Sheila Carapico invite les chercheurs à délaisser l’appellation commode de « Golfe », héritée du colonialisme britannique et des préoccupations pétrolières ou militaires américaines, pour envisager la péninsule arabique dans son ensemble. Sa thèse – intéressante, même s’il est permis de ne pas la suivre entièrement – est qu’on assiste à un renouveau d’une identité « jazirienne » (jazira = péninsule) au détriment d’une identité « khalijienne » (khalij = golfe).


Abdelaziz Al-Fahad s’attaque, quant à lui, à un autre mythe : celui d’une Arabie saoudite incarnation des valeurs tribales et bédouines. C’est en fait tout le contraire : l’Etat saoudien est avant tout un projet sédentaire (hadari) et centralisateur destiné à mettre fin à l’hégémonie bédouine, en réaction à l’instabilité politique chronique et aux raids incessants des bédouins, qui compromettaient le développement économique. Le génie d’Ibn Saoud est d’avoir, à travers les ikhwan, instrumentalisé les bédouins et leur ardeur guerrière pour promouvoir la subversion idéologique qui sous-tend le projet wahhabite. L’écrasement des ikhwan en 1929, avec l’appui britannique, consacre la victoire des sédentaires sur les bédouins.


Pour sa part, Robert Vitalis se livre à une plongée dans le monde de l’Aramco, cet Etat dans l’Etat dont les dirigeants avaient plus de pouvoir que l’ambassadeur américain. L’Aramco a offert au pays ses premières infrastructures, subi ses premières grèves et indiqué aux autorités saoudiennes comment les réprimer en les persuadant qu’il s’agissait d’un complot communiste. La firme s’appuyait sur un service de renseignement qui lui était propre et qui gérait son espace, quasiment extraterritorial, en y transposant la ségrégation qui sévissait alors aux Etats-Unis.


Madawi Al-Rasheed revient sur l’épopée de la prise de Riyad en 1902 par Abdelaziz (Ibn Saoud), détruisant au passage quelques mythes.

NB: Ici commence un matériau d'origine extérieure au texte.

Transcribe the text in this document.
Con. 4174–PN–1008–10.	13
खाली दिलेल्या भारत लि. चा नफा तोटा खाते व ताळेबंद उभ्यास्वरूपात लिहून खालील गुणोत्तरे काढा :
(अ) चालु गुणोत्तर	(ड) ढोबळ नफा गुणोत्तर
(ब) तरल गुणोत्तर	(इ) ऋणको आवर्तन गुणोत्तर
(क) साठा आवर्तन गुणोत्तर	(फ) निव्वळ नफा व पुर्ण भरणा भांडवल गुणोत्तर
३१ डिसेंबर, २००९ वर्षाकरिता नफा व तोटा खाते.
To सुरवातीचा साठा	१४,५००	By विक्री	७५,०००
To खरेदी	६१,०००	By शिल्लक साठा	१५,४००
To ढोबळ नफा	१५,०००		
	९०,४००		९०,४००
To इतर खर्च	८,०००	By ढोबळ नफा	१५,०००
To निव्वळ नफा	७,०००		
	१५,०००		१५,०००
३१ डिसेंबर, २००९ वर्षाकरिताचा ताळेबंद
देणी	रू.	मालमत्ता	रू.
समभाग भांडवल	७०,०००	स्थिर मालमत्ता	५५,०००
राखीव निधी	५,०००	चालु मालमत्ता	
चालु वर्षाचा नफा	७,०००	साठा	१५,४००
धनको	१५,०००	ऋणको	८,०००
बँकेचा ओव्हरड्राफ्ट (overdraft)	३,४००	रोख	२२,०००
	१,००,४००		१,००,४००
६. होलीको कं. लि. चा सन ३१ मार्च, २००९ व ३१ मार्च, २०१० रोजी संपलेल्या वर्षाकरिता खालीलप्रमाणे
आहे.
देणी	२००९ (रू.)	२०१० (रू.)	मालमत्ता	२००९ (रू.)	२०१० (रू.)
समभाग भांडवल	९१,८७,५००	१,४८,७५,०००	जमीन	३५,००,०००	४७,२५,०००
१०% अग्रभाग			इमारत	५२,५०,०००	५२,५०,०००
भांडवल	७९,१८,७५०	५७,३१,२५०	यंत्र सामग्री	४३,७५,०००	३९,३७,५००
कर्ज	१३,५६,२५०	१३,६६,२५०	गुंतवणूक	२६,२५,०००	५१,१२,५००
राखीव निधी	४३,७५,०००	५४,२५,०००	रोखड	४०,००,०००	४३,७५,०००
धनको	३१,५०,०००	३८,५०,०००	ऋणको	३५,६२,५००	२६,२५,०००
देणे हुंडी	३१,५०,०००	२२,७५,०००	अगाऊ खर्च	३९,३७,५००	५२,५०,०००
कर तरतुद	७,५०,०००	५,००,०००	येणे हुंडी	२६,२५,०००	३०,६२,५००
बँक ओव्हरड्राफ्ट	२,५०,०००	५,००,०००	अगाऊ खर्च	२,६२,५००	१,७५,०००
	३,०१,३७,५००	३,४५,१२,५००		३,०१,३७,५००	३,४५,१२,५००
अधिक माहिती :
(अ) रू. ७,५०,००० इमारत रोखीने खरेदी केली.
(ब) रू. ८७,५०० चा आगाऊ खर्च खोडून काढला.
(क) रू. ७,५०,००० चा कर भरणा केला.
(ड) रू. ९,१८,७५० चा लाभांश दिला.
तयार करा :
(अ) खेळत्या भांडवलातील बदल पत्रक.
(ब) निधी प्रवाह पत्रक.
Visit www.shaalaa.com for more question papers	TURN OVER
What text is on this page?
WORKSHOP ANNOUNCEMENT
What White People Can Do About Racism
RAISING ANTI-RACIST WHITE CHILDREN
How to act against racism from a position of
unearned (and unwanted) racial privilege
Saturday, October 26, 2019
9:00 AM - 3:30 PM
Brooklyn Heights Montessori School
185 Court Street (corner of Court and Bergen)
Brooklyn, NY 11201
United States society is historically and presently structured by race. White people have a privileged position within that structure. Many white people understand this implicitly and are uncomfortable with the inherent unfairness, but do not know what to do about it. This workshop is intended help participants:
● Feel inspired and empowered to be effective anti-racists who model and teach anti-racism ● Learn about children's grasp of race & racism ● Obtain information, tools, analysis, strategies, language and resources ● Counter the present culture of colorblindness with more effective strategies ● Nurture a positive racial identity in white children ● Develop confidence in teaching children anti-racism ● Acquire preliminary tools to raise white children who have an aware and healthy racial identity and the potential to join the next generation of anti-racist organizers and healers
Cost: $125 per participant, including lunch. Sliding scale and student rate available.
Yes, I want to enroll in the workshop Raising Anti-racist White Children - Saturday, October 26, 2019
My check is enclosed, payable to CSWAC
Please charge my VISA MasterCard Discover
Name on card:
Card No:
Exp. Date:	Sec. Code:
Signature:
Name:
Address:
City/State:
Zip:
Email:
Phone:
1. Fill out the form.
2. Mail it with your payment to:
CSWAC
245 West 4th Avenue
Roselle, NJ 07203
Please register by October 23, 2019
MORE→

Comme elle l’avait déjà détaillé dans son ouvrage de référence A History of Saudi Arabia (2), la célébration en 1999 du centenaire de cet épisode (3), présenté comme l’acte fondateur du royaume (au lieu de sa proclamation officielle en 1932), a donné lieu à un culte quasi totémique de la figure d’Ibn Saoud, contrairement à tous les préceptes wahhabites, au point de provoquer l’ire du grand mufti du royaume, Ibn Baz.


La famille régnante, face à une opposition religieuse qui conteste son pouvoir au nom même des principes fondateurs du régime, bénéficie de la fragmentation de cette opposition divisée : Mohammed Al-Massaari, qui combat de Londres le régime au nom d’un projet panislamiste, est à son tour mis en cause par son adjoint Saad Al-Faqih, qui raisonne dans le cadre national. Dans le pays même, les « cheikhs du réveil », Salman Awdah et Safar Hawali, animent une contestation qui révèle une crise de génération entre les oulémas saoudiens. Mais le point commun à tous ces discours est l’absence de projet politique pour l’après-Saoud.


En ces temps de contestation islamiste, la maison des Saoud avait besoin de relégitimer son pouvoir par une réappropriation de l’Histoire. Elle l’a fait en occultant la dimension chiite du pays, la résistance à la « wahhabisation » dans les provinces conquises et occupées, le rôle historique des nomades en Arabie ou encore le règne du roi Saoud, et en magnifiant, au contraire, la prise de Riyad par Abdelaziz en 1902. Pour cela, il lui fallait réinventer la tradition et verrouiller l’historiographie. Elle ne s’en est pas privée.

Olivier Da Lage


(1) Madawi Al-Rasheed et Robert Vitalis (dir.), Counter-narratives, history, contemporary society and politics in Saudi Arabia and Yemen, Palgrave Macmillan, New York, 2004, 42,15 dollars.
(2) Madawi Al-Rasheed, A History of Saudi Arabia, Cambridge, 2002.
(3) Il s’agit naturellement des années lunaires du calendrier musulman.